Sejarah dan Tiga Bentuk Organisasi Advokat
Utama

Sejarah dan Tiga Bentuk Organisasi Advokat

Ada tiga bentuk organisasi advokat yang dikenal di dunia yakni single bar, multi bar, dan federasi.

Oleh:
Aida Mardatillah
Bacaan 4 Menit
Suasana PKPA Online Class Kerja Sama Hukumonline dengan DPN Peradi dan FH Universitas Yarsi periode Juni 2021. Foto: RES
Suasana PKPA Online Class Kerja Sama Hukumonline dengan DPN Peradi dan FH Universitas Yarsi periode Juni 2021. Foto: RES

PKPA Hukumonline class online yang bekerja sama dengan DPN Peradi dan Universitas Yarsi berakhir yang dimulai sejak 2 Juni 2021, ditutup hari ini Senin (28/6/2021).
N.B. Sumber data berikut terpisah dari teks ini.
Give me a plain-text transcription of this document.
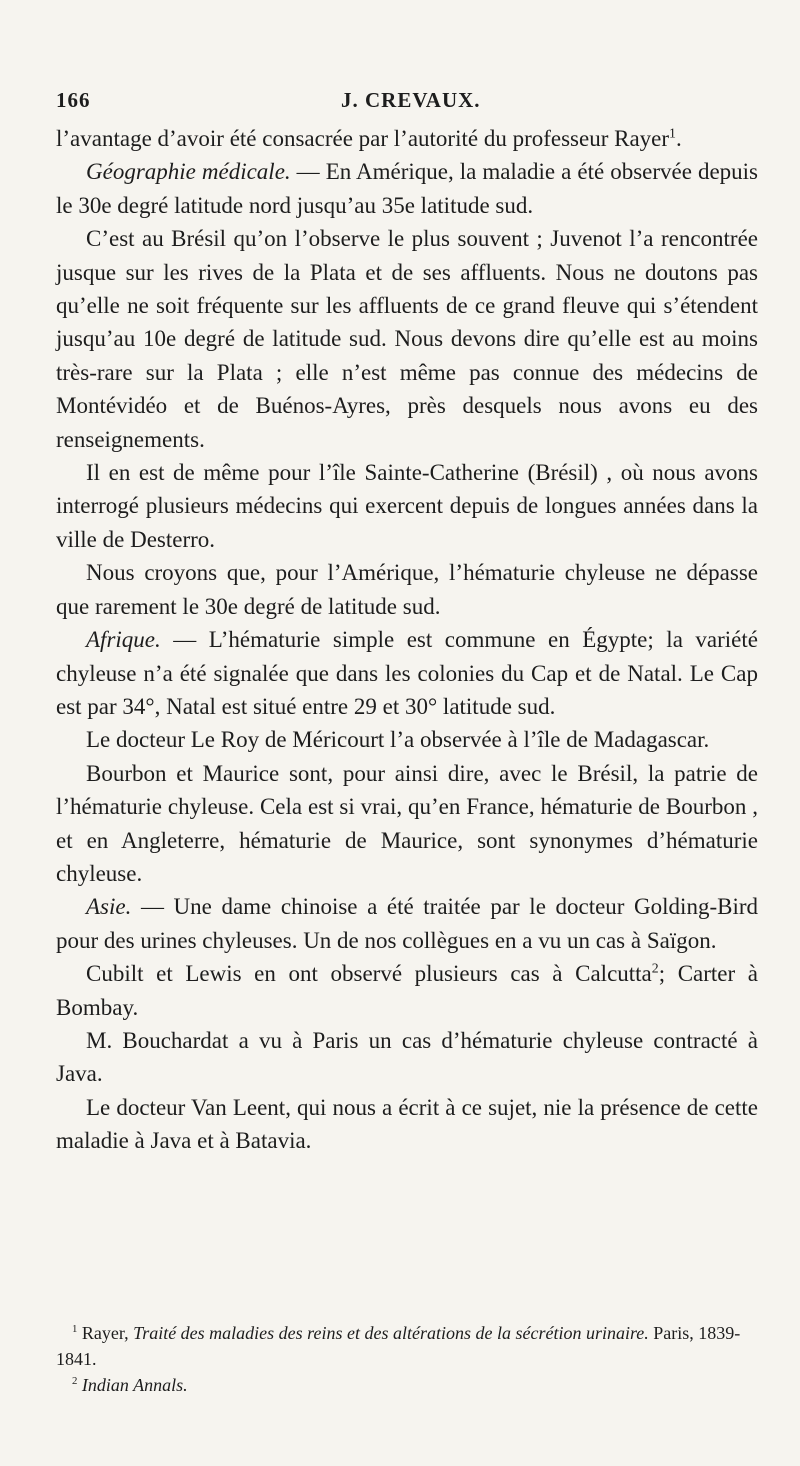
166	J. CREVAUX.

l’avantage d’avoir été consacrée par l’autorité du professeur Rayer$^1$.

Géographie médicale. — En Amérique, la maladie a été observée depuis le 30e degré latitude nord jusqu’au 35e latitude sud.

C’est au Brésil qu’on l’observe le plus souvent ; Juvenot l’a rencontrée jusque sur les rives de la Plata et de ses affluents. Nous ne doutons pas qu’elle ne soit fréquente sur les affluents de ce grand fleuve qui s’étendent jusqu’au 10e degré de latitude sud. Nous devons dire qu’elle est au moins très-rare sur la Plata ; elle n’est même pas connue des médecins de Montévidéo et de Buénos-Ayres, près desquels nous avons eu des renseignements.

Il en est de même pour l’île Sainte-Catherine (Brésil) , où nous avons interrogé plusieurs médecins qui exercent depuis de longues années dans la ville de Desterro.

Nous croyons que, pour l’Amérique, l’hématurie chyleuse ne dépasse que rarement le 30e degré de latitude sud.

Afrique. — L’hématurie simple est commune en Égypte; la variété chyleuse n’a été signalée que dans les colonies du Cap et de Natal. Le Cap est par 34°, Natal est situé entre 29 et 30° latitude sud.

Le docteur Le Roy de Méricourt l’a observée à l’île de Madagascar.

Bourbon et Maurice sont, pour ainsi dire, avec le Brésil, la patrie de l’hématurie chyleuse. Cela est si vrai, qu’en France, hématurie de Bourbon , et en Angleterre, hématurie de Maurice, sont synonymes d’hématurie chyleuse.

Asie. — Une dame chinoise a été traitée par le docteur Golding-Bird pour des urines chyleuses. Un de nos collègues en a vu un cas à Saïgon.

Cubilt et Lewis en ont observé plusieurs cas à Calcutta$^2$; Carter à Bombay.

M. Bouchardat a vu à Paris un cas d’hématurie chyleuse contracté à Java.

Le docteur Van Leent, qui nous a écrit à ce sujet, nie la présence de cette maladie à Java et à Batavia.

$^1$ Rayer, Traité des maladies des reins et des altérations de la sécrétion urinaire. Paris, 1839-1841.

$^2$ Indian Annals.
PKPA hari terakhir ini dengan materi Fungsi dan Peran Organisasi Advokat yang disampaikan Wakil Ketua DPN Peradi Bidang PKPA, Sertifikasi Advokat dan Kerja Sama Perguruan Tinggi, Shalih Mangara Sitompul.

Shalih Mangara Sitompul menceritakan organisasi advokat di Indonesia terbentuk pertama kali pada 30 Agustus 1964 yang ditandai dengaan berdirinya Persatuan Advokat Indonesia (Peradin). Pada kongres yang digelar tahun 1977 terjadi perdebatan akibat perbedaan yang tajam antar anggota Peradin. Ujungnya, kelompok yang tidak setuju keluar dari Peradin dan mendirikan organisasi advokat bernama Himpunan Penasehat Hukum Indonesia (HIPHI). Organisasi ini dibangun akibat adanya dikotomi antara pengacara praktik dan advokat.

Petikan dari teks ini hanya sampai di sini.